Ovviamente una classe politica (quella locale) ne esce delegittimata, ed è una classe politica ormai non più credibile per i cittadini; da qui la rabbia e il conflitto sociale che è emerso (aldilà degli interessi della malavita che in questi territori sono sempre presenti) scompare con la soluzione del problema perché non sostenuto da una teoria politica che proclama “i rifiuti son belli”.
Per i comunisti ed ex, questo loro essere i migliori, i diversi, determina la loro impunità morale, per cui non percepiscono il senso di vergogna che dovrebbero avere, ad esempio, per come hanno governato la Campania, ma c’è di più, ed è l’omertà, che viene scambiata per solidarietà, da parte di chi dovrebbe denunciare lo scandalo o indagare nei confronti delle malversazioni economiche di milioni di euro spariti nel nulla.
Ma è il loro essere casta che li rende estranei alla realtà, perché per essi esiste solo la realtà della loro visione del mondo impermeabile al mondo esterno; quando la realtà non si adegua si sentono legittimati ad usare la violenza nelle sue varie sfumature, come tutti i cultori di ideologie illiberali.

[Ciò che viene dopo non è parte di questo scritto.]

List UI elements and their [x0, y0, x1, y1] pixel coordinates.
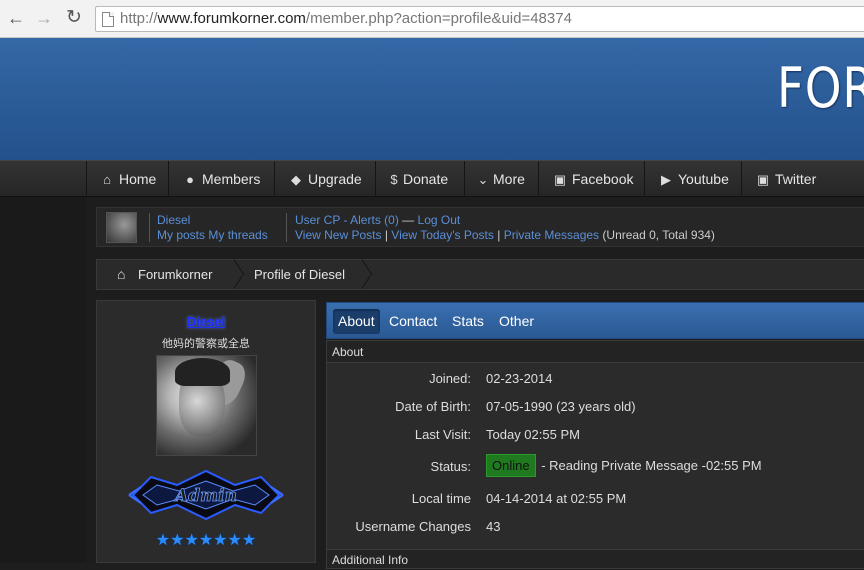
nav-donate-label: Donate — [403, 171, 449, 187]
url-path: /member.php?action=profile&uid=48374 — [305, 10, 572, 27]
nav-upgrade-label: Upgrade — [308, 171, 362, 187]
about-section-header: About — [326, 340, 864, 363]
panel-divider — [149, 213, 150, 242]
browser-toolbar: ← → ↻ http://www.forumkorner.com/member.… — [0, 0, 864, 38]
nav-twitter[interactable]: ▣ Twitter — [742, 161, 864, 197]
username-changes-link[interactable]: 43 — [486, 519, 500, 534]
status-activity: - Reading Private Message -02:55 PM — [541, 458, 762, 473]
last-visit-value: Today 02:55 PM — [486, 427, 580, 442]
badge-text: Admin — [173, 486, 237, 506]
back-arrow-icon[interactable]: ← — [6, 8, 26, 28]
nav-members[interactable]: ● Members — [169, 161, 275, 197]
nav-home-label: Home — [119, 171, 157, 187]
breadcrumb-home[interactable]: ⌂ Forumkorner — [117, 260, 212, 289]
profile-username[interactable]: Diesel — [97, 314, 315, 329]
breadcrumb: ⌂ Forumkorner Profile of Diesel — [96, 259, 864, 290]
user-panel: Diesel My posts My threads User CP - Ale… — [96, 207, 864, 247]
additional-info-header: Additional Info — [326, 549, 864, 569]
url-host: www.forumkorner.com — [157, 10, 306, 27]
status-label: Status: — [430, 459, 471, 474]
emdash: — — [402, 213, 415, 227]
dob-label: Date of Birth: — [395, 399, 471, 414]
tab-contact[interactable]: Contact — [384, 309, 442, 334]
local-time-label: Local time — [411, 491, 471, 506]
nav-twitter-label: Twitter — [775, 171, 817, 187]
pm-counts: (Unread 0, Total 934) — [602, 228, 715, 242]
status-value: Online - Reading Private Message -02:55 … — [486, 454, 762, 477]
tag-icon: ◆ — [291, 172, 301, 187]
pipe-separator: | — [497, 228, 501, 242]
nav-donate[interactable]: $ Donate — [376, 161, 465, 197]
chevron-down-icon: ⌄ — [477, 172, 489, 187]
breadcrumb-home-label: Forumkorner — [138, 267, 213, 282]
username-changes-label: Username Changes — [355, 519, 471, 534]
avatar-art — [175, 358, 230, 386]
nav-upgrade[interactable]: ◆ Upgrade — [275, 161, 376, 197]
users-icon: ● — [186, 172, 194, 187]
address-bar[interactable]: http://www.forumkorner.com/member.php?ac… — [95, 6, 864, 32]
panel-divider — [286, 213, 287, 242]
tab-stats[interactable]: Stats — [447, 309, 489, 334]
site-logo[interactable]: FOR — [777, 56, 864, 120]
dob-value: 07-05-1990 (23 years old) — [486, 399, 636, 414]
local-time-value: 04-14-2014 at 02:55 PM — [486, 491, 627, 506]
nav-more-label: More — [493, 171, 525, 187]
nav-youtube-label: Youtube — [678, 171, 729, 187]
breadcrumb-chevron — [361, 259, 374, 289]
facebook-icon: ▣ — [553, 172, 567, 187]
profile-usertitle: 他妈的警察或全息 — [162, 338, 250, 350]
nav-facebook[interactable]: ▣ Facebook — [539, 161, 645, 197]
pipe-separator: | — [384, 228, 388, 242]
user-avatar-thumb[interactable] — [106, 212, 137, 243]
profile-tabs: About Contact Stats Other — [326, 302, 864, 339]
dollar-icon: $ — [390, 172, 398, 187]
home-icon: ⌂ — [117, 266, 126, 282]
reload-icon[interactable]: ↻ — [64, 8, 84, 28]
page-icon — [102, 12, 114, 27]
my-threads-link[interactable]: My threads — [208, 228, 267, 242]
view-todays-posts-link[interactable]: View Today's Posts — [391, 228, 494, 242]
private-messages-link[interactable]: Private Messages — [504, 228, 599, 242]
profile-avatar — [156, 355, 257, 456]
nav-youtube[interactable]: ▶ Youtube — [645, 161, 742, 197]
joined-label: Joined: — [429, 371, 471, 386]
url-prefix: http:// — [120, 10, 158, 27]
breadcrumb-chevron — [233, 259, 246, 289]
left-gutter — [0, 197, 86, 563]
site-banner: FOR — [0, 38, 864, 160]
play-icon: ▶ — [661, 172, 671, 187]
twitter-icon: ▣ — [756, 172, 770, 187]
home-icon: ⌂ — [103, 172, 111, 187]
nav-members-label: Members — [202, 171, 261, 187]
username-link[interactable]: Diesel — [157, 213, 190, 227]
nav-facebook-label: Facebook — [572, 171, 634, 187]
alerts-link[interactable]: Alerts (0) — [350, 213, 399, 227]
breadcrumb-current: Profile of Diesel — [254, 267, 346, 282]
view-new-posts-link[interactable]: View New Posts — [295, 228, 381, 242]
url-text[interactable]: http://www.forumkorner.com/member.php?ac… — [120, 10, 572, 27]
joined-value: 02-23-2014 — [486, 371, 553, 386]
about-section-body: Joined: 02-23-2014 Date of Birth: 07-05-… — [326, 363, 864, 549]
main-navigation: ⌂ Home ● Members ◆ Upgrade $ Donate ⌄ More ▣ F… — [0, 160, 864, 197]
online-status-badge: Online — [486, 454, 536, 477]
last-visit-label: Last Visit: — [414, 427, 471, 442]
my-posts-link[interactable]: My posts — [157, 228, 205, 242]
nav-home[interactable]: ⌂ Home — [86, 161, 169, 197]
tab-other[interactable]: Other — [494, 309, 539, 334]
user-cp-link[interactable]: User CP — [295, 213, 340, 227]
logout-link[interactable]: Log Out — [418, 213, 461, 227]
forward-arrow-icon[interactable]: → — [34, 8, 54, 28]
alerts-separator: - — [343, 213, 348, 227]
nav-more[interactable]: ⌄ More — [465, 161, 539, 197]
tab-about[interactable]: About — [333, 309, 380, 334]
admin-group-badge: Admin — [128, 469, 284, 521]
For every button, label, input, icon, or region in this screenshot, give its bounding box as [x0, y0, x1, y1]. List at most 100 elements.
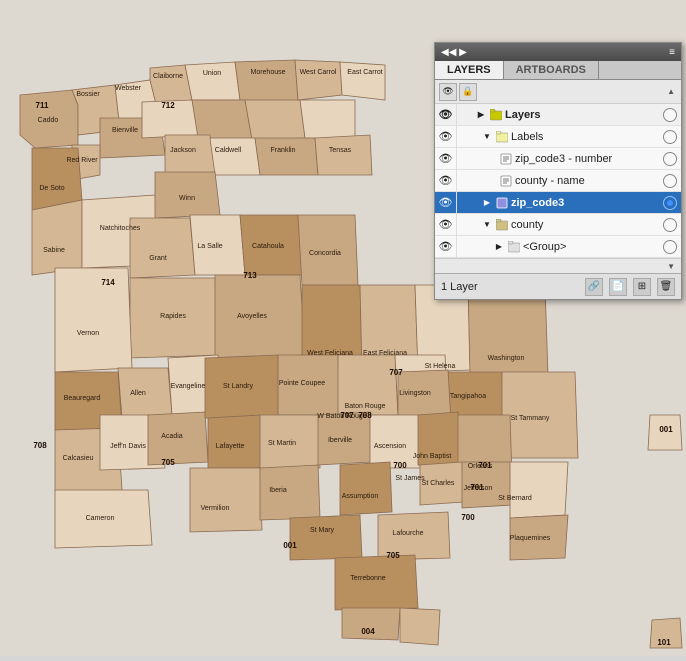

Per i cultori di ideologie salvifiche l’obbiettivo è raggiungere a tutti i costi e con ogni mezzo il loro mondo, per poi sostenerlo sempre con tutti i mezzi possibili, come hanno fatto i Talebani in Afghanistan: prima hanno combattuto con altre formazioni culturali la dittatura comunista, una volta vinta si sono scagliati contro gli alleati e poi hanno sostenuto il loro regime, come facevano i comunisti, anzi peggio perché la loro è una dittatura teocratica basata sul diritto divino. Anche l’attualità politica ci dimostra come questo odio accecante contro Berlusconi li porta ad un imbarbarimento della politica passando dal già deprecabile giustizialismo al gossip moralizzatore.